I managed to open the help message by switching to demo branch.
(tcsm) [wuyang@monster demo]$ Rscript ../src/run_stm.R -h

usage: ../src/run_stm.R [-h] [-m M] [-c C] [-e EXPOSURES]
[--signatures SIGNATURES] [--effect EFFECT]
[--sigma SIGMA] [--gamma GAMMA] [-s S]
[--covariates COVARIATES] [-k K]

optional arguments:
-h, --help show this help message and exit
-m M mutation count input file
-c C covariate input file
-e EXPOSURES, --exposures EXPOSURES
normalized exposure output file
--signatures SIGNATURES
exome signature output file
--effect EFFECT effect output file
--sigma SIGMA sigma output file
--gamma GAMMA gamma output file
-s S random seed
--covariates COVARIATES
covariates (separated by +)
-k K number of signatures to use

Here you stated "exome signature output file". So I just wonder is tcsm only good for analyzing exome mutation count file, rather than genome mutation count file?

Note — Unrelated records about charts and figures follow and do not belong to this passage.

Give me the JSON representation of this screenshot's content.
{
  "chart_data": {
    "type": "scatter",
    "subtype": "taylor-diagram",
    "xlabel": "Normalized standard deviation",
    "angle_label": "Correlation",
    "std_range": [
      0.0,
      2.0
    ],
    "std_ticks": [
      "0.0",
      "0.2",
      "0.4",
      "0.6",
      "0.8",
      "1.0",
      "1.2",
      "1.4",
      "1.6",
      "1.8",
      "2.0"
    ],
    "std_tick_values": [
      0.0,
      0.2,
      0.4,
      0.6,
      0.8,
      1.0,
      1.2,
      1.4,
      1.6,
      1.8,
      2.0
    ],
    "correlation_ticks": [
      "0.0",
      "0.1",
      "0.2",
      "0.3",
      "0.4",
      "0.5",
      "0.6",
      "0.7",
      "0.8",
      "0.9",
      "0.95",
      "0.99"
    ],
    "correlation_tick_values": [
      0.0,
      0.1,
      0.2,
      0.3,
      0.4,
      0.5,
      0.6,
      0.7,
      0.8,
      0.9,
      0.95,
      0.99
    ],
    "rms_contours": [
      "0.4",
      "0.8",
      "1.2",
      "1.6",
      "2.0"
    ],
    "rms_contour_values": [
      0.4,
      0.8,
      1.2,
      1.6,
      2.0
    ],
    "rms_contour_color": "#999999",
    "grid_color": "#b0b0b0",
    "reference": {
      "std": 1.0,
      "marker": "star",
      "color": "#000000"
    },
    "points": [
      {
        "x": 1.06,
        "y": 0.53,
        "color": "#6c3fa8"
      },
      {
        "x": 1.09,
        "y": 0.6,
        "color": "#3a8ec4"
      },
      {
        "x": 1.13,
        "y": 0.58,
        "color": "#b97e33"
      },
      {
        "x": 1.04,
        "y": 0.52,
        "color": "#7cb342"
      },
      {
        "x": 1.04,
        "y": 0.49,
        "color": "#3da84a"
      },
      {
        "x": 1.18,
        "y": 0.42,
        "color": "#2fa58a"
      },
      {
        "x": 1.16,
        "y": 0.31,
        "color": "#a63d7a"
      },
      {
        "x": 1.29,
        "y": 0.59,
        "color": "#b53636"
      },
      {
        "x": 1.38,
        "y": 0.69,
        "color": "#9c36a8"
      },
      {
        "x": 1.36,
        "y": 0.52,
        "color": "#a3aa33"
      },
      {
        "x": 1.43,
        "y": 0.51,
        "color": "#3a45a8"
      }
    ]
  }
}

Also, can you tell me what is the meaning of "covariates"?

@WuyangFF95

Sorry for the delay. Early on in this research project, we experimented with normalizing signatures using nucleotide opportunity so we differentiated between exome and genome signatures for that reason. We just used TCSM for exome signatures in this paper. However, there's no reason why TCSM wouldn't work for genome as well as exome signatures. I updated the code so it now reads signature output file.

"covariates" are factors that may influence the prior expected exposure for a signature, like biallelic inactivation of BRCA1/2 and SBS3. This is the main idea behind the method so I'd suggest to check out the paper (https://academic.oup.com/bioinformatics/article/35/14/i492/5529117) for a more thorough discussion of covariates

If covariate is not available, is it okay to omit it?

@WuyangFF95

Sorry for the delay. It's okay to omit the covariate (but it may have been a little complicated from the code base so I simplified that in the above PR). The key advantage of TCSM compared to other models is the use of covariates though

Great! I'll try to play with it with a specific K first.